Almost Time

We are excited to announce that a new course, Timepieces, will be beginning next week. This course is going to be about building basically the same project, a native GUI clock app, with different libraries so we can compare them. We will first build very simple clocks with different packages, and then we’ll iterate on those to see how difficult or easy it is to customize our apps. Currently, we have lessons using fltkhs and gtk3 in the works, but we expect to try out a few more libraries down the road. We hope this will help bring some light to a really underhyped portion of Haskell’s ecosystem. We’ll be learning some cool things about topics like implicit parameters and STM along the way.

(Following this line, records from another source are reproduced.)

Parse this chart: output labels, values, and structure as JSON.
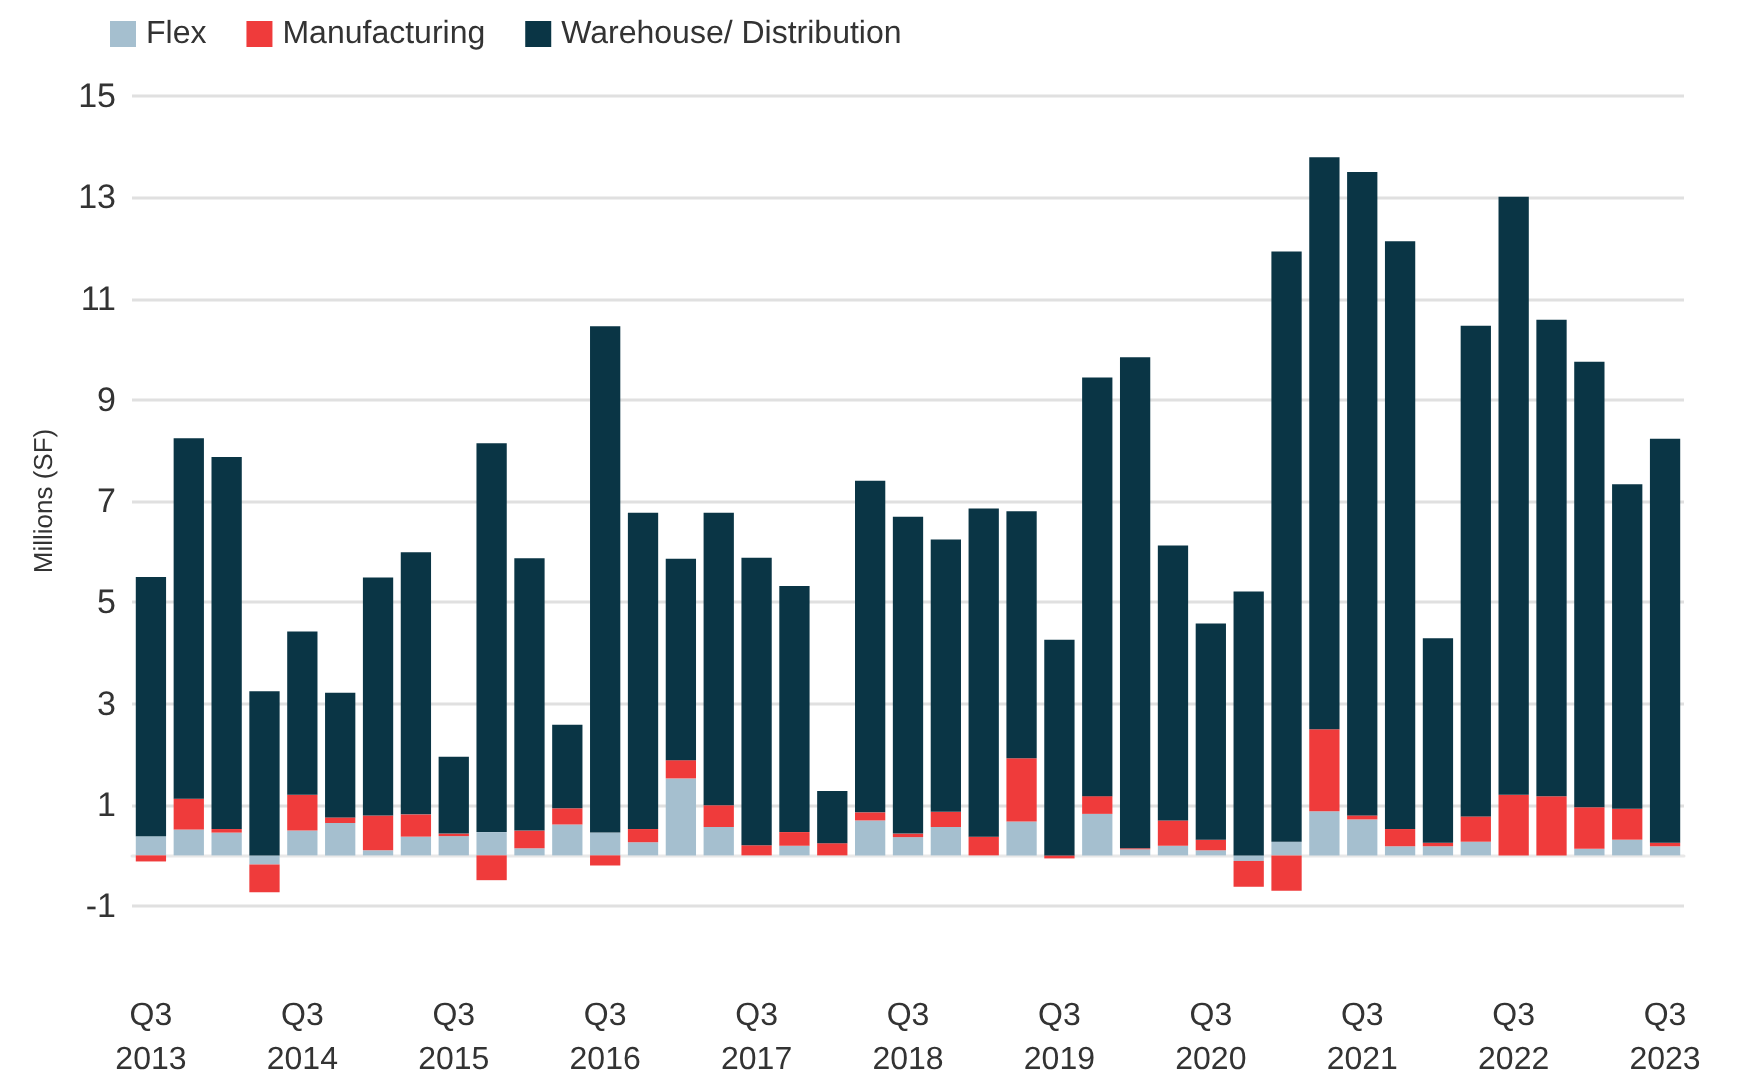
{
  "chart_data": {
    "type": "bar",
    "stacked": true,
    "ylabel": "Millions (SF)",
    "categories": [
      "Q3\n2013",
      null,
      null,
      null,
      "Q3\n2014",
      null,
      null,
      null,
      "Q3\n2015",
      null,
      null,
      null,
      "Q3\n2016",
      null,
      null,
      null,
      "Q3\n2017",
      null,
      null,
      null,
      "Q3\n2018",
      null,
      null,
      null,
      "Q3\n2019",
      null,
      null,
      null,
      "Q3\n2020",
      null,
      null,
      null,
      "Q3\n2021",
      null,
      null,
      null,
      "Q3\n2022",
      null,
      null,
      null,
      "Q3\n2023"
    ],
    "series": [
      {
        "name": "Flex",
        "color": "#a5bfcf",
        "values": [
          0.38,
          0.51,
          0.45,
          -0.18,
          0.49,
          0.64,
          0.1,
          0.37,
          0.38,
          0.46,
          0.14,
          0.61,
          0.45,
          0.26,
          1.52,
          0.56,
          null,
          0.19,
          null,
          0.69,
          0.36,
          0.56,
          0,
          0.67,
          0,
          0.82,
          0.12,
          0.19,
          0.1,
          -0.11,
          0.27,
          0.87,
          0.71,
          0.18,
          0.18,
          0.27,
          null,
          0,
          0.13,
          0.31,
          0.18
        ]
      },
      {
        "name": "Manufacturing",
        "color": "#ef3b3b",
        "values": [
          -0.12,
          0.61,
          0.07,
          -0.55,
          0.71,
          0.11,
          0.69,
          0.44,
          0.05,
          -0.49,
          0.35,
          0.32,
          -0.2,
          0.26,
          0.36,
          0.43,
          0.2,
          0.27,
          0.24,
          0.16,
          0.07,
          0.3,
          0.37,
          1.25,
          -0.06,
          0.35,
          0.02,
          0.5,
          0.21,
          -0.51,
          -0.7,
          1.62,
          0.08,
          0.34,
          0.07,
          0.5,
          1.2,
          1.17,
          0.82,
          0.61,
          0.07
        ]
      },
      {
        "name": "Warehouse/ Distribution",
        "color": "#0a3545",
        "values": [
          5.12,
          7.12,
          7.35,
          3.24,
          3.22,
          2.46,
          4.7,
          5.18,
          1.52,
          7.68,
          5.38,
          1.65,
          10.0,
          6.25,
          3.98,
          5.78,
          5.68,
          4.86,
          1.03,
          6.55,
          6.26,
          5.38,
          6.48,
          4.88,
          4.26,
          8.27,
          9.7,
          5.43,
          4.27,
          5.21,
          11.66,
          11.3,
          12.71,
          11.61,
          4.04,
          9.69,
          11.81,
          9.41,
          8.8,
          6.41,
          7.98
        ]
      }
    ],
    "ylim": [
      -1,
      15
    ],
    "yticks": [
      -1,
      1,
      3,
      5,
      7,
      9,
      11,
      13,
      15
    ],
    "grid": "y",
    "legend": "top left"
  }
}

For most of our courses, there is one main author, which we call the instructor, although we both edit and contribute to each other’s work. The Timepieces course will be the first one that alternates instructors. Next week, I’ll lead you through setting up the initial fltkhs app!

This week, we have released new lessons in the Functortown and Web Servers courses.

Ongoing courses

  • Writing Functortown lesson 3 was important to me because, while these particular instances (and non-instances!) of Functor are not as fundamental and important as the other ones we’ve covered, each tells us something important about Haskell’s Functor class – and its relationship to functors more generally. If you’ve ever wondered whether you could write an Either Functor that applied a function to the Left or why Set is clearly a functor but not a Functor, then this lesson will help answer your questions!

  • Web Servers lesson 8 is mostly an exercise for you, dear reader. First, we consider network I/O a little more and write a slowed down server, and then we get to construct some infinite strings.